As the US Ashram heads toward its 30th anniversary, it may be of interest to note that we have been ‘off the grid’ since its inception. This means instead of fossil fuel electricity supplied by an electric company, we have used the sun as our major source of power. We have solar collectors to produce electricity, heat the water and warm our floors. In addition the sun enables our straw to grow which insulates our buildings.
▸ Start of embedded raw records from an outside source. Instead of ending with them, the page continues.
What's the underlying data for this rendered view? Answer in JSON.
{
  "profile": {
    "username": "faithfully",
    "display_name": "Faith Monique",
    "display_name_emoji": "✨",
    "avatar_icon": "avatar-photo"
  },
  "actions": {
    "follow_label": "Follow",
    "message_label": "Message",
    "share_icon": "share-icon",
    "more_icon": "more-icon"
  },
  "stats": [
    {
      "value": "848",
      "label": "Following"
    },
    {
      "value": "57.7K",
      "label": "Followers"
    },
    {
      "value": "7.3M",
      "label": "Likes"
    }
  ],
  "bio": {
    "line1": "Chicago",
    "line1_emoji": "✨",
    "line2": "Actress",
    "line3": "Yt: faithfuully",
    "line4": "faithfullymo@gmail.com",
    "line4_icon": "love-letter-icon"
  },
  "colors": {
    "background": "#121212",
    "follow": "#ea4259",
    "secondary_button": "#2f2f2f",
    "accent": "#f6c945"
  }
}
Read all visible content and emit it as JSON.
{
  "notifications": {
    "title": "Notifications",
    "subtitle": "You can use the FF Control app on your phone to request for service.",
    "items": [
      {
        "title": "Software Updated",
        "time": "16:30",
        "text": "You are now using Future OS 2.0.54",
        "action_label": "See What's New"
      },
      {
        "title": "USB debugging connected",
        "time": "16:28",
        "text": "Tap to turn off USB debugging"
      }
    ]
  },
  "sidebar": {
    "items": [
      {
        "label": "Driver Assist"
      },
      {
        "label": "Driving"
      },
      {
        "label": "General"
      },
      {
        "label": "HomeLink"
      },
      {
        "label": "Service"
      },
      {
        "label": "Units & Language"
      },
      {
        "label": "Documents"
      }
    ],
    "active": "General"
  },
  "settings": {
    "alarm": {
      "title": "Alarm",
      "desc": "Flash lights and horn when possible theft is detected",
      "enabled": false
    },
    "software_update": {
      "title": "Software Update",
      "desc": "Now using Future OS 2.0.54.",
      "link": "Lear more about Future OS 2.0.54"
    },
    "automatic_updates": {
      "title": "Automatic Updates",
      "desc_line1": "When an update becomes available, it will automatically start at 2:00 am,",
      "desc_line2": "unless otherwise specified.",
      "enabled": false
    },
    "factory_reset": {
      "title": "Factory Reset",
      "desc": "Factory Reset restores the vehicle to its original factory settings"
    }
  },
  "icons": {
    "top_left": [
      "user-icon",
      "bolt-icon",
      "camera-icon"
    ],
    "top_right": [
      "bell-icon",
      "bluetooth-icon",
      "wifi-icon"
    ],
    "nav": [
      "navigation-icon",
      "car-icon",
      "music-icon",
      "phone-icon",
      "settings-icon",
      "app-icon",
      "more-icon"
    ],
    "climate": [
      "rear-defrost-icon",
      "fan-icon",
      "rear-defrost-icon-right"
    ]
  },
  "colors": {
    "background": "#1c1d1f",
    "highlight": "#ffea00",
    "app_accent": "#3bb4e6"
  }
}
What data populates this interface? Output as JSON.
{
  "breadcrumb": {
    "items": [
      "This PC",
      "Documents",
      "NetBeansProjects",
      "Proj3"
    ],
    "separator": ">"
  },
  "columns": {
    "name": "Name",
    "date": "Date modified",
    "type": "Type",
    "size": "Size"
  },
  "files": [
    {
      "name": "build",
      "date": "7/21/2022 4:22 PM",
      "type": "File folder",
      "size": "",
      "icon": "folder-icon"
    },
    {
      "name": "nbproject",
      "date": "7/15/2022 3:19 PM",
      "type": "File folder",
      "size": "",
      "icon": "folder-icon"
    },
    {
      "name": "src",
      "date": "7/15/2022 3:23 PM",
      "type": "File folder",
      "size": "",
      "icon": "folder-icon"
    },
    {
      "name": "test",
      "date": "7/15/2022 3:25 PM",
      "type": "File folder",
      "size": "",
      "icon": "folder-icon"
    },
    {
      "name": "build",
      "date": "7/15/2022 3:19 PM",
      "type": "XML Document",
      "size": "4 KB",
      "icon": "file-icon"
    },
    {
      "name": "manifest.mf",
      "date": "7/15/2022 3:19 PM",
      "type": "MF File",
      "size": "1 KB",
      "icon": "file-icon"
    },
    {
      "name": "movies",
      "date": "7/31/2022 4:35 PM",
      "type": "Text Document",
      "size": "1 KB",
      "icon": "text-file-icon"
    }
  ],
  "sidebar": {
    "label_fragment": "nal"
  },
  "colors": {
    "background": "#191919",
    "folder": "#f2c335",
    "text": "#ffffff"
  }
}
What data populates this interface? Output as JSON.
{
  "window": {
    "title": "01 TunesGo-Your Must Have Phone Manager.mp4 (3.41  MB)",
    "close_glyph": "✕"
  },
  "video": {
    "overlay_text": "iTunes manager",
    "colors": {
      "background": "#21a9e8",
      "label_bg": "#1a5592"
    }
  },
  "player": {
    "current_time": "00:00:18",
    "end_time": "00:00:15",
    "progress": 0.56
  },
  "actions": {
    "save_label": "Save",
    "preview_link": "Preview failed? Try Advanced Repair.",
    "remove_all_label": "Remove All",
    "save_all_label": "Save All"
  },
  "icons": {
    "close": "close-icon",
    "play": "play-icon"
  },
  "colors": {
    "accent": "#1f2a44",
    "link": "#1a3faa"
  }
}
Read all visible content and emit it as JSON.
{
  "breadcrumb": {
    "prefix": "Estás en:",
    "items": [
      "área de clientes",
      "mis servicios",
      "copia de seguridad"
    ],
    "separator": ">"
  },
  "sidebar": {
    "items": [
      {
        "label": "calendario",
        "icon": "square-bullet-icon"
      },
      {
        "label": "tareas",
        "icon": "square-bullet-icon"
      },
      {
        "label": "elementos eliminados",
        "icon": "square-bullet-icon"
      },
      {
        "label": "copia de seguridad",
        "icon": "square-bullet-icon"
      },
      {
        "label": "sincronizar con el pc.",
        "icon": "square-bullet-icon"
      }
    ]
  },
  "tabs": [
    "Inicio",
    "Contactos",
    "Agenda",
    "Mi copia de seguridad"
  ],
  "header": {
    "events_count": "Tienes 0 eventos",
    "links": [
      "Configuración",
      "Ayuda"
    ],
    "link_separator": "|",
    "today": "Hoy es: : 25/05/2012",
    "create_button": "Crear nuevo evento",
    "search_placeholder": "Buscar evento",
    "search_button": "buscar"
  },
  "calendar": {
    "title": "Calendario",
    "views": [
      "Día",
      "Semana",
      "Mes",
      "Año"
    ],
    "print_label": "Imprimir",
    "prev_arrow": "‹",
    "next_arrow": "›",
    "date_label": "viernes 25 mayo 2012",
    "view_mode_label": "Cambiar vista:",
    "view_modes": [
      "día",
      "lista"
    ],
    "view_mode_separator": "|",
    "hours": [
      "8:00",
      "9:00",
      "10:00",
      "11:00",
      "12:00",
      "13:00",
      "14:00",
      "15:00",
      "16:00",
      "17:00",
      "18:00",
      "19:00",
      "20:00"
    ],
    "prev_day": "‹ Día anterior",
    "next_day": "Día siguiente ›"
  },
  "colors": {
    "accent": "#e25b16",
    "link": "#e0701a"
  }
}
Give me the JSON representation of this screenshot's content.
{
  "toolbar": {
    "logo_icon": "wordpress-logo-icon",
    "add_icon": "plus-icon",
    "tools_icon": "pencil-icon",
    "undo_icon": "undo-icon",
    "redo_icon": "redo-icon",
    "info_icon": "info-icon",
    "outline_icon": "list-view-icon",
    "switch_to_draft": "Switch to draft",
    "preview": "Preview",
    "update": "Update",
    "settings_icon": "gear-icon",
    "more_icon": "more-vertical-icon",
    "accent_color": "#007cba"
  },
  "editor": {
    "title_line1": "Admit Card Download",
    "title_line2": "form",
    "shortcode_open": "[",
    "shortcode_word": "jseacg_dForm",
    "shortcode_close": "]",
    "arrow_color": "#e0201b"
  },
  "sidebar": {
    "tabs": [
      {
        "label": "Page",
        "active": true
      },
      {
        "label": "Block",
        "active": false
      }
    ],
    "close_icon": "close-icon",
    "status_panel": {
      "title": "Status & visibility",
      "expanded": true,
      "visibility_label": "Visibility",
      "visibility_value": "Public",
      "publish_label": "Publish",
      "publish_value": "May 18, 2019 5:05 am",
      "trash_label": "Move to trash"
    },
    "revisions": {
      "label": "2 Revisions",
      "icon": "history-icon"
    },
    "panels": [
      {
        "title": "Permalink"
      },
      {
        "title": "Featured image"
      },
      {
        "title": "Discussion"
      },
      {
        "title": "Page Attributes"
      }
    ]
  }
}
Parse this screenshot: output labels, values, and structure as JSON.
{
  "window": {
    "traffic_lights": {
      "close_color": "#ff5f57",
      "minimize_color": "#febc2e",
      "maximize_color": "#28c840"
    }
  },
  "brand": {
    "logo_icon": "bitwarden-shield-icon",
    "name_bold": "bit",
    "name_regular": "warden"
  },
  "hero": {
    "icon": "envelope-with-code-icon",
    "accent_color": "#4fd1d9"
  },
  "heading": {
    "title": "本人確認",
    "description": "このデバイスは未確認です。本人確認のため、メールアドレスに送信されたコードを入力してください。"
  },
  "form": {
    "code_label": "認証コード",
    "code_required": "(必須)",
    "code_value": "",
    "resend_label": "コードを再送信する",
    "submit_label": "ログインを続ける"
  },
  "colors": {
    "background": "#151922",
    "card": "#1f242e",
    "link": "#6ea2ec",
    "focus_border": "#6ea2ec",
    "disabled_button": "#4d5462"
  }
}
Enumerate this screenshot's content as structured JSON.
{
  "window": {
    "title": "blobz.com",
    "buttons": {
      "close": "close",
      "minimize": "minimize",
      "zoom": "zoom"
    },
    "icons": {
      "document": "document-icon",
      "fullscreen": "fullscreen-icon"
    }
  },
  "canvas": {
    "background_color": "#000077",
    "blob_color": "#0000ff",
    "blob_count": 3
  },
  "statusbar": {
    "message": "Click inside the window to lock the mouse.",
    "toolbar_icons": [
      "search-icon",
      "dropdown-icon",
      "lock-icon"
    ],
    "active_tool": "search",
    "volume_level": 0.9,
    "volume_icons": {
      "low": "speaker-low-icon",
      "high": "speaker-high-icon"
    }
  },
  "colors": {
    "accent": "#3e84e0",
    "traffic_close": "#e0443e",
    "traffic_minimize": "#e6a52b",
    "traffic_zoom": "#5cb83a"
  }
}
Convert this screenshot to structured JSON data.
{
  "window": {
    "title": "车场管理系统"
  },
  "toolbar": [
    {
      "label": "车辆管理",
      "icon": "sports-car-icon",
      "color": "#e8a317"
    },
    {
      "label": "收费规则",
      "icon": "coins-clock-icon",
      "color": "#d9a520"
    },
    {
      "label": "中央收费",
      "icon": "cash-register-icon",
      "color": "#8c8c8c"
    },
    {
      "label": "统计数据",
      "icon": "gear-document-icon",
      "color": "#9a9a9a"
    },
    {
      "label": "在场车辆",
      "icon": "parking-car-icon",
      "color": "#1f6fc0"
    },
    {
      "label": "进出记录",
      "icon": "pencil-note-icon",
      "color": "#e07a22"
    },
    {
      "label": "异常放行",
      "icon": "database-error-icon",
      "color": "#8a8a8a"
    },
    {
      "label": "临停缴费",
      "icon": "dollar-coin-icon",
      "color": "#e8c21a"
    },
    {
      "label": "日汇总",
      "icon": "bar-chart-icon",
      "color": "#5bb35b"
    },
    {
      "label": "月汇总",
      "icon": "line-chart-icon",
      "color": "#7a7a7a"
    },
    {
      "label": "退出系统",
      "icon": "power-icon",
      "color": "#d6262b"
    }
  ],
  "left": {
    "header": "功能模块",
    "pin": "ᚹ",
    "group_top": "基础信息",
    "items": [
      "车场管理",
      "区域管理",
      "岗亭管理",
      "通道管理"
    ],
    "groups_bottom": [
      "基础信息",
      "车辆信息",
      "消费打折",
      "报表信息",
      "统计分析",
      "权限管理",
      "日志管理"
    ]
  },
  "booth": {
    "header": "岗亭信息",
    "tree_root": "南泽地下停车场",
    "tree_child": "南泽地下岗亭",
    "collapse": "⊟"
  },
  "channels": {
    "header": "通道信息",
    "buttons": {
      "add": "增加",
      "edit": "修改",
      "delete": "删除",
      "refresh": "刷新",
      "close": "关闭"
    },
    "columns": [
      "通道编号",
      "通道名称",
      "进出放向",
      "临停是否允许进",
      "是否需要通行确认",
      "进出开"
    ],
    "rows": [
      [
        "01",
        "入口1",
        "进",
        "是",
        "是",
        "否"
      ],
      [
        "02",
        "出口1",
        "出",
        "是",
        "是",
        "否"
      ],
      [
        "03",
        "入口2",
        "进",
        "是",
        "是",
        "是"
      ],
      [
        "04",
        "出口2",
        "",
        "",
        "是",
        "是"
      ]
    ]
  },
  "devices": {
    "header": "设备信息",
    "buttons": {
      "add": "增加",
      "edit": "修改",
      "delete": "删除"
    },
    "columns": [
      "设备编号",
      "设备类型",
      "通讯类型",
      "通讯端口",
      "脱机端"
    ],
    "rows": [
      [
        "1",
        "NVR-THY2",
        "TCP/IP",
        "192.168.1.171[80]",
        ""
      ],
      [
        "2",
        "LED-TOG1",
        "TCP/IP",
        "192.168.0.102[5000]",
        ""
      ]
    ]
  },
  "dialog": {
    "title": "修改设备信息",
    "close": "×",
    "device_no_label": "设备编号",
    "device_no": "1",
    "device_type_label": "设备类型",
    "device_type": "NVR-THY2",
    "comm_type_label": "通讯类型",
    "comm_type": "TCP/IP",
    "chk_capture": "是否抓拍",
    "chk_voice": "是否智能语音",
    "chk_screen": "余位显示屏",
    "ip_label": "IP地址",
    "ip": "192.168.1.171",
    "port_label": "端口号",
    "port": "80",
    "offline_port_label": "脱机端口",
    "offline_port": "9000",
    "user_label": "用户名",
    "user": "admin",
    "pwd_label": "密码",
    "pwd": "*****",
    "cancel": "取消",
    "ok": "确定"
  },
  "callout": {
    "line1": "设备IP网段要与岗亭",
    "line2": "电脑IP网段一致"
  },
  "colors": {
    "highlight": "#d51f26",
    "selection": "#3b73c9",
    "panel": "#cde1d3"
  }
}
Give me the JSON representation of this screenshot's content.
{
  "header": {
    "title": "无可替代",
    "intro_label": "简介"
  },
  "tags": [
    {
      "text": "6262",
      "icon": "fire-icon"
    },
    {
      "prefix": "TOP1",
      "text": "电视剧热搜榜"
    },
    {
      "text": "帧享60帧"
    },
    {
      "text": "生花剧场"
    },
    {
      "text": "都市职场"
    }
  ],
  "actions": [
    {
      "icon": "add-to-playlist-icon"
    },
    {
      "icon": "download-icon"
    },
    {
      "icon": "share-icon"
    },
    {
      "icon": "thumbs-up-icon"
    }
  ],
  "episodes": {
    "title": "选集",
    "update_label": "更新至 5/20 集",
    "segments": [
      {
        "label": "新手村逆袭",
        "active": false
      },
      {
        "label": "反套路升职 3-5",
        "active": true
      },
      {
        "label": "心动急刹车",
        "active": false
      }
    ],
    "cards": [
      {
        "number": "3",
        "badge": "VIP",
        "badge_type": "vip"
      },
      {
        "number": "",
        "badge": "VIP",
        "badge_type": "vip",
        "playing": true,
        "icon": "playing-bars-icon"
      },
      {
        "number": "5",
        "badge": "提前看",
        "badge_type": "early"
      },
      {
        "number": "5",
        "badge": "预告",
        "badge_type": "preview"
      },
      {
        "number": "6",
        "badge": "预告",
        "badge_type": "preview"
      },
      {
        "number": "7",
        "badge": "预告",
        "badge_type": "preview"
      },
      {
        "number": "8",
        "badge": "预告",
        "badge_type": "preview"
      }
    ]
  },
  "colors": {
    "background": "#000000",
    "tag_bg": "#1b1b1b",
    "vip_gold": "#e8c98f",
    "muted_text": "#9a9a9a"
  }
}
We are so appreciative of Surya, the sun. When He shines, we can do our laundry, vacuum, warm our buildings, use our lights, computers and printers, and heat our water. We are located in an area known as the solar capital of North America since we receive over 300 full days of sunshine a year. For our many visitors we become educators about solar power. They learn just how much power is used up by heat-generating appliances like rice cookers, hair dryers, toasters, microwaves, clothes dryers and heaters – they are unusable in our Ashram. Despite this we are a flourishing Ashram with many visitors, and we have everything we need.
We also have our own gravity-fed water system from the Spanish Creek that flows through our property. We are fortunate to have a water rite to tap this water and equally fortunate that one of our early residents had the engineering knowledge and stamina to create this amazing system where the pipes in our winter weather need to be 7 feet below ground. The end result is delicious, pure water with no pumps or other gadgets. But it requires constant maintenance; raking the intake area so it does not get clogged up with leaves, flushing the system, and monitoring the water levels. It is the same with ‘living off the grid’; daily checking the pumps, invertors, batteries, cleaning off the solar panels after every snowfall, constant mindfulness of energy usage, and repeatedly reminding our many guest to turn off lights and to use their electronics sparingly when we do not have much sun. Babaji’s teaching on simplicity calls us to this simplified living. We do sometimes jokingly call it ‘voluntary complexity’, but it is worth it. This simple form of living is a rare and beautiful thing and an excellent reminder for our minds to be simple and uncomplicated too.